La deuxième mesure obligerait les moteurs de recherche à filtrer les résultats pour expurger un site interdit (au hasard, PirateBay). La troisième, enfin, ne serait pas à l'initiative des ayants droit mais du gouvernement, qui pourrait obtenir auprès d'un juge le blocage DNS d'un site. Les FAI auraient alors cinq jours pour s'exécuter et modifier leur annuaire pour faire semblant de ne pas connaître la destination (comme pour CopWatch en France).

Qui s'y oppose?

Google, Facebook, Mozilla, avocats en propriété intellectuelle, FAI, organisations de défense de la liberté d'expression et du consommateur... Tout le monde monte au créneau, sauf, évidemment, Hollywood et l'industrie du disque. Les opposant se sont payés une pleine page dans le New York Times pour publier une lettre ouverte au Congrès. Ils y expliquent que le projet de loi «met en danger l'innovation». L'Electronic Frontier Foundation (EFF), qui défend les droits des internautes, compare même SOPA au grand firewall chinois.

Quels risques?

Aux Etats-Unis, en 1998, tout le monde s'est mis d'accord sur le Digital Copyright Millenium Act. Sous sa protection, les sites Internet qui hébergent des contenus illégaux mis en ligne par des utilisateurs ne sont pas responsables pénalement... A condition qu'ils les retirent quand ils reçoivent une demande des ayants droit. La mesure a été mise en place car il est techniquement impossible pour un YouTube, un Flickr ou un MegaUpload de vérifier chaque fichier uploadé par un internaute. Dans sa lettre ouverte, le collectif estime que cette protection serait mise en danger par SOPA: des sites pourraient se retrouvés bloqués sans même avoir eu l'opportunité de faire du ménage et leurs vivres coupés sans même l'intervention d'un juge.
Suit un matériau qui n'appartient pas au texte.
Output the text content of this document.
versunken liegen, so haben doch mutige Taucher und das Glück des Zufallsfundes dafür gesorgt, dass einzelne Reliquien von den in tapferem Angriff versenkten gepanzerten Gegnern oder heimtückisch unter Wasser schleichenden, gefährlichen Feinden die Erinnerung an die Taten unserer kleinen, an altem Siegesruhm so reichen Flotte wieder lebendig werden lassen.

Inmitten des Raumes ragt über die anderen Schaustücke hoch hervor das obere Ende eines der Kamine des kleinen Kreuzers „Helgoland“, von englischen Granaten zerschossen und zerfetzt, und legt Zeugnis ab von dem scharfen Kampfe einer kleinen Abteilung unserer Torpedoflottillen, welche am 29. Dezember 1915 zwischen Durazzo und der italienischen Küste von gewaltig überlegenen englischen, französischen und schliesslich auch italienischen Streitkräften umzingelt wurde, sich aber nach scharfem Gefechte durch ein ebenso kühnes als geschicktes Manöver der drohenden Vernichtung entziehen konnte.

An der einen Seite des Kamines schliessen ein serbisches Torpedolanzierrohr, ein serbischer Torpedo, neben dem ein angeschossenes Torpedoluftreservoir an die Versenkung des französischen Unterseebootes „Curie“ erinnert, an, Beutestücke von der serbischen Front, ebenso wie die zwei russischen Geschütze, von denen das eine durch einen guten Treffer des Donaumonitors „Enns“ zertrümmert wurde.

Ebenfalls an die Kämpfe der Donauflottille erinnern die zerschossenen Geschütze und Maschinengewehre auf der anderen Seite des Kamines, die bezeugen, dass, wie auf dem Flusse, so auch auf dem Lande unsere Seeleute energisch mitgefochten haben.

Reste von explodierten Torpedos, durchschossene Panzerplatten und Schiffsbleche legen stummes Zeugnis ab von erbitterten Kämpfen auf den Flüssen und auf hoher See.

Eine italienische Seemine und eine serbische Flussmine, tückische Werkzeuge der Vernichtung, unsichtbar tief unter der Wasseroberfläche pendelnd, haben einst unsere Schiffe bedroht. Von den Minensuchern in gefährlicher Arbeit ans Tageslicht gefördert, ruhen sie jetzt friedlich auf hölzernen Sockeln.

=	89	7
En France, la Quadrature du Net dénonce un projet visant «à créer une censure globale d'Internet au nom d'un régime du droit d'auteur dépassé». L'organisation avertit que son adoption aux Etats-Unis pourrait avoir un impact sur les discussions en Europe et devenir la règle.

Les discussions de mercredi

Il s'agissait d'une audience préliminaire devant un comité parlementaire. Les forces n'étaient pas vraiment équilibrées, avec cinq témoins pro-SOPA contre un seul contre (un représentant de Google). Sans surprise, on a entendu que la loi était «vitale pour protéger les jeunes réalisateurs et les musiciens».

La représentante démocrate Zoe Lofgren est toutefois venue en renfort dans anti-SOPA. En direct, elle a googlé le dernier film de Clint Eastwood, «J. Edgar». Contrairement aux affirmations des studios Hollywoodiens, qui accusent régulièrement Google de faciliter le piratage, on ne trouve aucun lien vers des sites de téléchargement illégal, au moins dans les 50 premiers résultats. Pour tomber sur un site controversé, il faut clairement le chercher (par exemple «J Edgar torrent»). Dans un échange comique, Zoe Lofgren a également forcé les membres du comité à reconnaître qu'ils ne comprenaient rien au fonctionnement du filtrage DNS... Tout en exigeant son application. Elle a enfin rejoint le «jour de la censure», en habillant son site d'un bandeau noir.

Aucune date n'a été fixée pour l'examen du projet de loi par le Congrès, mais il pourrait intervenir avant la fin de l'année. S'il est adopté, Joe Biden aura bien du mal à justifier l'un de ses discours passés. Le vice-président s'opposait farouchement à ceux voulant «imposer un contrôle gouvernemental sur les contenus Internet (…)», une mesure, disait-il, «limitant l'innovation et ouvrant la voie à un Net paralysé et stagnant.» La vérité sort toujours de la bouche de Joe Biden. Même quand il ne le fait pas exprès.